Morto nel 1946 suo marito, nel 1949 si trasferì in modo permanente nel Nuovo Messico. La sua casa, ritratta da diverse angolazioni, fu a lungo il suo soggetto preferito; anche le nuvole, riprese come se fossero guardate dai finestrini di un aeroplano, divennero spunti per numerosi lavori.
La luce calda che si stendeva sulle vaste terre aride l’affascinarono profondamente per tutta la vita: lavorò ad una incessante e febbrile ricerca per scoprire nella rigorosa compostezza dei paesaggi desertici cenni di bellezza e di pace.
I quadri realizzati durante questo periodo risentono di un’evidente esigenza contemplativa che può essere soddisfatta solo quando se ne accettano gli esiti; in una prospettiva tesa a cogliere gli aspetti sublimi e quelli meschini dell’esistenza nulla deve essere trascurato, minimizzato, dimenticato.
Si avverte nei suoi quadri una forza atavica che richiama l’attimo in cui tutto ebbe inizio. Quella spinta ancestrale che determina negli esseri viventi la propulsione a proseguire nel compito di trasformazione che può salvare dall’estinzione completa.

In ogni quadro, che rappresenti un teschio, un fiore, una casa, una collina, una conchiglia o una nuvola, si respira desiderio di vita e di mutamento, di libertà e di appartenenza, una brama incondizionata di cercare ancora il modo per colmare le forme di scopo e sostanza.
Colpita agli inizi degli anni settanta da una malattia alla vista, fu costretta a ridurre i tempi dedicati alla pittura. Morì a Santa Fe (Nuovo Messico) nel 1986, a 98 anni.

Si può essere certi che tutto quanto ha realizzato nella sua pittura è stato sempre è solo frutto della sua invincibile determinazione a trovare tra tanti il proprio linguaggio artistico, quello che le avrebbe consentito di raffigurare il mondo come nessun altro aveva fatto prima di lei e come nessuno avrebbe fatto dopo.

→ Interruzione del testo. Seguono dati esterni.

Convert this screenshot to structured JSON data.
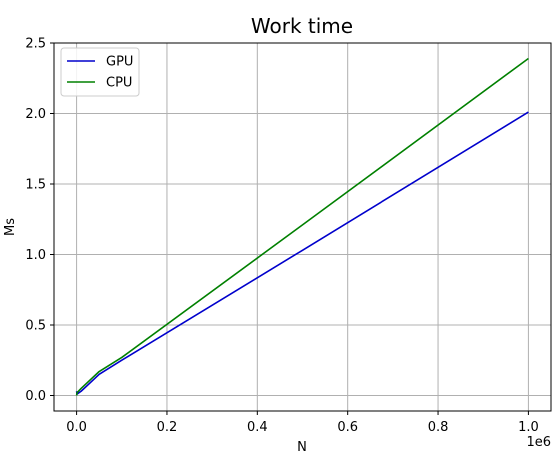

“Ho detto a me stessa, io ho nella mia testa cose che non somigliano a quelle che mi sono state insegnate – forme ed idee così vicine a me – così naturalmente conformi al mio modo di essere e di pensare che non mi è mai capitato di mettere su tela. Ho deciso di iniziare da capo, di cancellare quello che mi è stato insegnato”.